Lange Arbeit an den Entwürfen

Mit dem geplanten Hostel werde „ein vergessener Ort in der Altstadt“ belebt, so Kaminski. Zudem erfahre das bislang eher unscheinbare Gebäude eine deutliche Aufwertung, die mit der Umgestaltung endlich dem Standort gerecht werde. „Die Ludgeristraße ist schließlich das Eingangstor in die Innenstadt“, so Kaminski.

Zwei Jahre habe sein Büro an den Entwürfen für das Hostel gearbeitet. Das Ergebnis wirkt auf den ersten Blick wenig spektakulär. Die Veränderungen am Gebäude halten sich in Grenzen. Lediglich das neu gestaltete Dach sticht ins Auge.

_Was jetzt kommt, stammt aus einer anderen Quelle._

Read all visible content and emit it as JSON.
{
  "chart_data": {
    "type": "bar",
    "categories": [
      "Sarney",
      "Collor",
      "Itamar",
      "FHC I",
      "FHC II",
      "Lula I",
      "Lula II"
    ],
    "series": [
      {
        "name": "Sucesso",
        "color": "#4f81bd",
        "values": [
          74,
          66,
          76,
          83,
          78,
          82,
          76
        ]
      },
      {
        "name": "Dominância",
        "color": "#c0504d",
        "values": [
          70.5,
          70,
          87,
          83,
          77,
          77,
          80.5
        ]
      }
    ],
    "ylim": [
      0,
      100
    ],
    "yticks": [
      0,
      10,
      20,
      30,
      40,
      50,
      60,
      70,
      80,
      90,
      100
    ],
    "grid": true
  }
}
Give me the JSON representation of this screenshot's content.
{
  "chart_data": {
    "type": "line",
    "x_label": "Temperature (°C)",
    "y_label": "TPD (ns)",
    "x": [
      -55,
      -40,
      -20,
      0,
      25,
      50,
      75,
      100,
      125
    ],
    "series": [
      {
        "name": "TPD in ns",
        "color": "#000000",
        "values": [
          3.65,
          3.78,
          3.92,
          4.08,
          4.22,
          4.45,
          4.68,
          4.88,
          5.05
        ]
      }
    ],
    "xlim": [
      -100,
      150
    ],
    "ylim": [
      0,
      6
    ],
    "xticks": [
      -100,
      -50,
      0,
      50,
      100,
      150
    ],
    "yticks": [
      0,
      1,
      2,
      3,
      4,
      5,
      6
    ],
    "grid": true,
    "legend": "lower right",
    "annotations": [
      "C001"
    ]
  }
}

150 Betten auf 50 Zimmer verteilt

Die Rezeption und die Lobby des Hostels sollen in einem Nachbarhaus am Verspoel untergebracht werden, das mit dem Bestandsgebäude optisch verschmelzen wird. Das erste Obergeschoss soll zum Teil, das zweite bis vierte Obergeschoss sollen komplett von der Übernachtungseinrichtung genutzt werden. Zwei bis acht Betten sollen pro Zimmer aufgestellt werden. Insgesamt soll das Hostel über 150 Betten verfügen, die sich auf rund 50 Zimmer verteilen, so Architekt Kaminski.

Schon seit Längerem machen sich die Anlieger des Verspoel Gedanken, wie ihre Straße an Attraktivität gewinnen kann. So stellten die Mitglieder des Vereins „Verspoel“ erst im September Ideen vor, wie die Straße als Einkaufsmeile stärker ins Bewusstsein der Menschen gerückt werden könnte.